Laten we bij het begin beginnen. Wetenschappers hebben al een tijdje een probleem, de zogeheten 'Hubble-spanning. Als ze kijken naar objecten dicht bij ons, zoals nabije sterrenstelsels, lijkt het heelal sneller uit te dijen dan wanneer ze naar verre, oude delen van het universum kijken. Dat is vreemd, want je zou verwachten dat die metingen ongeveer hetzelfde zijn. Hoe kan dat? Tot nu toe is er geen antwoord op deze vraag.
Hier komt de nieuwe theorie om de hoek kijken. Een aantal onderzoekers denkt dat de aarde in een enorme kosmische leegte zit.
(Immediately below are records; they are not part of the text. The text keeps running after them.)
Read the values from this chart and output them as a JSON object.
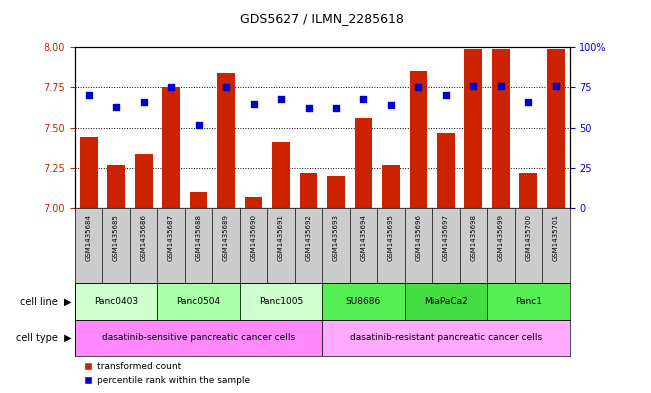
{
  "title": "GDS5627 / ILMN_2285618",
  "samples": [
    "GSM1435684",
    "GSM1435685",
    "GSM1435686",
    "GSM1435687",
    "GSM1435688",
    "GSM1435689",
    "GSM1435690",
    "GSM1435691",
    "GSM1435692",
    "GSM1435693",
    "GSM1435694",
    "GSM1435695",
    "GSM1435696",
    "GSM1435697",
    "GSM1435698",
    "GSM1435699",
    "GSM1435700",
    "GSM1435701"
  ],
  "bar_values": [
    7.44,
    7.27,
    7.34,
    7.75,
    7.1,
    7.84,
    7.07,
    7.41,
    7.22,
    7.2,
    7.56,
    7.27,
    7.85,
    7.47,
    7.99,
    7.99,
    7.22,
    7.99
  ],
  "dot_values": [
    70,
    63,
    66,
    75,
    52,
    75,
    65,
    68,
    62,
    62,
    68,
    64,
    75,
    70,
    76,
    76,
    66,
    76
  ],
  "ylim_left": [
    7.0,
    8.0
  ],
  "ylim_right": [
    0,
    100
  ],
  "yticks_left": [
    7.0,
    7.25,
    7.5,
    7.75,
    8.0
  ],
  "yticks_right": [
    0,
    25,
    50,
    75,
    100
  ],
  "bar_color": "#cc2200",
  "dot_color": "#0000cc",
  "cell_lines": [
    {
      "label": "Panc0403",
      "start": 0,
      "end": 3,
      "color": "#ccffcc"
    },
    {
      "label": "Panc0504",
      "start": 3,
      "end": 6,
      "color": "#aaffaa"
    },
    {
      "label": "Panc1005",
      "start": 6,
      "end": 9,
      "color": "#ccffcc"
    },
    {
      "label": "SU8686",
      "start": 9,
      "end": 12,
      "color": "#55ee55"
    },
    {
      "label": "MiaPaCa2",
      "start": 12,
      "end": 15,
      "color": "#44dd44"
    },
    {
      "label": "Panc1",
      "start": 15,
      "end": 18,
      "color": "#55ee55"
    }
  ],
  "cell_types": [
    {
      "label": "dasatinib-sensitive pancreatic cancer cells",
      "start": 0,
      "end": 9,
      "color": "#ff88ff"
    },
    {
      "label": "dasatinib-resistant pancreatic cancer cells",
      "start": 9,
      "end": 18,
      "color": "#ffaaff"
    }
  ],
  "legend_bar_label": "transformed count",
  "legend_dot_label": "percentile rank within the sample",
  "cell_line_label": "cell line",
  "cell_type_label": "cell type",
  "background_color": "#ffffff",
  "sample_bg_color": "#cccccc",
  "bar_width": 0.65,
  "tick_color_left": "#cc2200",
  "tick_color_right": "#0000cc"
}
Een ‘leegte’ is in astronomische termen niet letterlijk helemaal lege ruimte, maar een gebied in de ruimte waar veel minder sterrenstelsels, sterren en andere materie zijn dan elders.
Deze bubbel zou ongeveer een miljard lichtjaren breed zijn; dat is zo groot dat het bijna niet te bevatten is. Maar hoe helpt dat de Hubble-spanning? Het antwoord is simpel: in zo’n leegte wordt materie door de zwaartekracht naar de randen getrokken, naar plekken waar meer spul is. Daardoor wordt het midden steeds leger. Objecten in die leegte bewegen sneller van ons weg dan ze normaal zouden doen. Voor ons lijkt het dan alsof het heelal lokaal sneller uitdijt.
Bewijs uit de oerknal
Maar hoe weten onderzoekers dit? Het bewijs komt uit een ver verleden: de tijd vlak na de oerknal, zo’n 13,8 miljard jaar geleden. Toen het heelal nog jong en heet was, ontstonden er geluidsgolven die door de ruimte reisden. Deze golven, ook wel baryonische akoestische oscillaties genoemd (een chique term voor het ‘geluid van de oerknal’), stopten toen het universum afkoelde en neutrale atomen zich vormden.
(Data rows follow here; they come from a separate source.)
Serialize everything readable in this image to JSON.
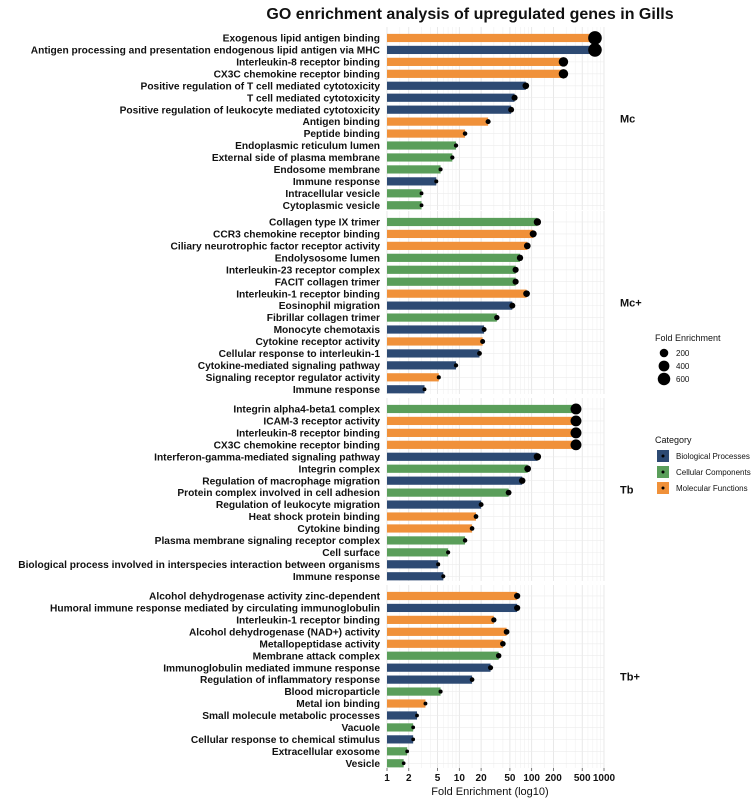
{
  "chart_data": {
    "type": "bar",
    "title": "GO enrichment analysis of upregulated genes in Gills",
    "xlabel": "Fold Enrichment (log10)",
    "ylabel": "",
    "x_scale": "log10",
    "xlim": [
      1,
      1000
    ],
    "x_ticks": [
      1,
      2,
      5,
      10,
      20,
      50,
      100,
      200,
      500,
      1000
    ],
    "categories": [
      {
        "name": "Biological Processes",
        "color": "#2d4a73"
      },
      {
        "name": "Cellular Components",
        "color": "#5a9e5a"
      },
      {
        "name": "Molecular Functions",
        "color": "#f0913a"
      }
    ],
    "size_legend": {
      "title": "Fold Enrichment",
      "values": [
        200,
        400,
        600
      ]
    },
    "category_legend_title": "Category",
    "panels": [
      {
        "name": "Mc",
        "terms": [
          {
            "term": "Exogenous lipid antigen binding",
            "category": "Molecular Functions",
            "fold": 750
          },
          {
            "term": "Antigen processing and presentation endogenous lipid antigen via MHC",
            "category": "Biological Processes",
            "fold": 750
          },
          {
            "term": "Interleukin-8 receptor binding",
            "category": "Molecular Functions",
            "fold": 275
          },
          {
            "term": "CX3C chemokine receptor binding",
            "category": "Molecular Functions",
            "fold": 275
          },
          {
            "term": "Positive regulation of T cell mediated cytotoxicity",
            "category": "Biological Processes",
            "fold": 83
          },
          {
            "term": "T cell mediated cytotoxicity",
            "category": "Biological Processes",
            "fold": 58
          },
          {
            "term": "Positive regulation of leukocyte mediated cytotoxicity",
            "category": "Biological Processes",
            "fold": 52
          },
          {
            "term": "Antigen binding",
            "category": "Molecular Functions",
            "fold": 25
          },
          {
            "term": "Peptide binding",
            "category": "Molecular Functions",
            "fold": 12
          },
          {
            "term": "Endoplasmic reticulum lumen",
            "category": "Cellular Components",
            "fold": 9
          },
          {
            "term": "External side of plasma membrane",
            "category": "Cellular Components",
            "fold": 8
          },
          {
            "term": "Endosome membrane",
            "category": "Cellular Components",
            "fold": 5.5
          },
          {
            "term": "Immune response",
            "category": "Biological Processes",
            "fold": 4.8
          },
          {
            "term": "Intracellular vesicle",
            "category": "Cellular Components",
            "fold": 3
          },
          {
            "term": "Cytoplasmic vesicle",
            "category": "Cellular Components",
            "fold": 3
          }
        ]
      },
      {
        "name": "Mc+",
        "terms": [
          {
            "term": "Collagen type IX trimer",
            "category": "Cellular Components",
            "fold": 120
          },
          {
            "term": "CCR3 chemokine receptor binding",
            "category": "Molecular Functions",
            "fold": 105
          },
          {
            "term": "Ciliary neurotrophic factor receptor activity",
            "category": "Molecular Functions",
            "fold": 87
          },
          {
            "term": "Endolysosome lumen",
            "category": "Cellular Components",
            "fold": 69
          },
          {
            "term": "Interleukin-23 receptor complex",
            "category": "Cellular Components",
            "fold": 60
          },
          {
            "term": "FACIT collagen trimer",
            "category": "Cellular Components",
            "fold": 60
          },
          {
            "term": "Interleukin-1 receptor binding",
            "category": "Molecular Functions",
            "fold": 85
          },
          {
            "term": "Eosinophil migration",
            "category": "Biological Processes",
            "fold": 54
          },
          {
            "term": "Fibrillar collagen trimer",
            "category": "Cellular Components",
            "fold": 33
          },
          {
            "term": "Monocyte chemotaxis",
            "category": "Biological Processes",
            "fold": 22
          },
          {
            "term": "Cytokine receptor activity",
            "category": "Molecular Functions",
            "fold": 21
          },
          {
            "term": "Cellular response to interleukin-1",
            "category": "Biological Processes",
            "fold": 19
          },
          {
            "term": "Cytokine-mediated signaling pathway",
            "category": "Biological Processes",
            "fold": 9
          },
          {
            "term": "Signaling receptor regulator activity",
            "category": "Molecular Functions",
            "fold": 5.2
          },
          {
            "term": "Immune response",
            "category": "Biological Processes",
            "fold": 3.3
          }
        ]
      },
      {
        "name": "Tb",
        "terms": [
          {
            "term": "Integrin alpha4-beta1 complex",
            "category": "Cellular Components",
            "fold": 410
          },
          {
            "term": "ICAM-3 receptor activity",
            "category": "Molecular Functions",
            "fold": 410
          },
          {
            "term": "Interleukin-8 receptor binding",
            "category": "Molecular Functions",
            "fold": 410
          },
          {
            "term": "CX3C chemokine receptor binding",
            "category": "Molecular Functions",
            "fold": 410
          },
          {
            "term": "Interferon-gamma-mediated signaling pathway",
            "category": "Biological Processes",
            "fold": 120
          },
          {
            "term": "Integrin complex",
            "category": "Cellular Components",
            "fold": 88
          },
          {
            "term": "Regulation of macrophage migration",
            "category": "Biological Processes",
            "fold": 74
          },
          {
            "term": "Protein complex involved in cell adhesion",
            "category": "Cellular Components",
            "fold": 48
          },
          {
            "term": "Regulation of leukocyte migration",
            "category": "Biological Processes",
            "fold": 20
          },
          {
            "term": "Heat shock protein binding",
            "category": "Molecular Functions",
            "fold": 17
          },
          {
            "term": "Cytokine binding",
            "category": "Molecular Functions",
            "fold": 15
          },
          {
            "term": "Plasma membrane signaling receptor complex",
            "category": "Cellular Components",
            "fold": 12
          },
          {
            "term": "Cell surface",
            "category": "Cellular Components",
            "fold": 7
          },
          {
            "term": "Biological process involved in interspecies interaction between organisms",
            "category": "Biological Processes",
            "fold": 5.1
          },
          {
            "term": "Immune response",
            "category": "Biological Processes",
            "fold": 6
          }
        ]
      },
      {
        "name": "Tb+",
        "terms": [
          {
            "term": "Alcohol dehydrogenase activity zinc-dependent",
            "category": "Molecular Functions",
            "fold": 63
          },
          {
            "term": "Humoral immune response mediated by circulating immunoglobulin",
            "category": "Biological Processes",
            "fold": 63
          },
          {
            "term": "Interleukin-1 receptor binding",
            "category": "Molecular Functions",
            "fold": 30
          },
          {
            "term": "Alcohol dehydrogenase (NAD+) activity",
            "category": "Molecular Functions",
            "fold": 45
          },
          {
            "term": "Metallopeptidase activity",
            "category": "Molecular Functions",
            "fold": 40
          },
          {
            "term": "Membrane attack complex",
            "category": "Cellular Components",
            "fold": 35
          },
          {
            "term": "Immunoglobulin mediated immune response",
            "category": "Biological Processes",
            "fold": 27
          },
          {
            "term": "Regulation of inflammatory response",
            "category": "Biological Processes",
            "fold": 15
          },
          {
            "term": "Blood microparticle",
            "category": "Cellular Components",
            "fold": 5.5
          },
          {
            "term": "Metal ion binding",
            "category": "Molecular Functions",
            "fold": 3.4
          },
          {
            "term": "Small molecule metabolic processes",
            "category": "Biological Processes",
            "fold": 2.6
          },
          {
            "term": "Vacuole",
            "category": "Cellular Components",
            "fold": 2.3
          },
          {
            "term": "Cellular response to chemical stimulus",
            "category": "Biological Processes",
            "fold": 2.3
          },
          {
            "term": "Extracellular exosome",
            "category": "Cellular Components",
            "fold": 1.9
          },
          {
            "term": "Vesicle",
            "category": "Cellular Components",
            "fold": 1.7
          }
        ]
      }
    ]
  }
}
Die oude geluidsgolven zijn een soort meetlat voor wetenschappers. Door te kijken hoe groot ze vanaf de aarde lijken, kunnen ze uitrekenen hoe het heelal door de tijd heen is uitgedijd. Metingen van de afgelopen twintig jaar laten zien dat een model met een leegte veel beter past bij de data.
Waarom niet iedereen overtuigd is
Toch is niet iedereen enthousiast. Zo’n reusachtige leegte past niet goed bij het standaardplaatje dat wetenschappers van het heelal hebben. Dat zogeheten standaardmodel zegt dat materie op zulke grote schalen redelijk gelijk verdeeld zou moeten zijn. Als deze theorie klopt, moeten we misschien opnieuw nadenken over hoe het heelal in elkaar zit. En dat is best een grote stap.
De onderzoekers geven echter niet zomaar op. Ze willen hun idee verder testen door te kijken naar andere manieren om de uitdijing van het heelal te meten. Een voorbeeld is het bestuderen van sterrenstelsels die geen nieuwe sterren meer maken. Door het licht van die stelsels te analyseren, kunnen ze zien hoe oud ze zijn. Bekijk daarbij ook hoe snel ze van ons wegbewegen en je krijgt een beter beeld van hoe het heelal zich heeft ontwikkeld.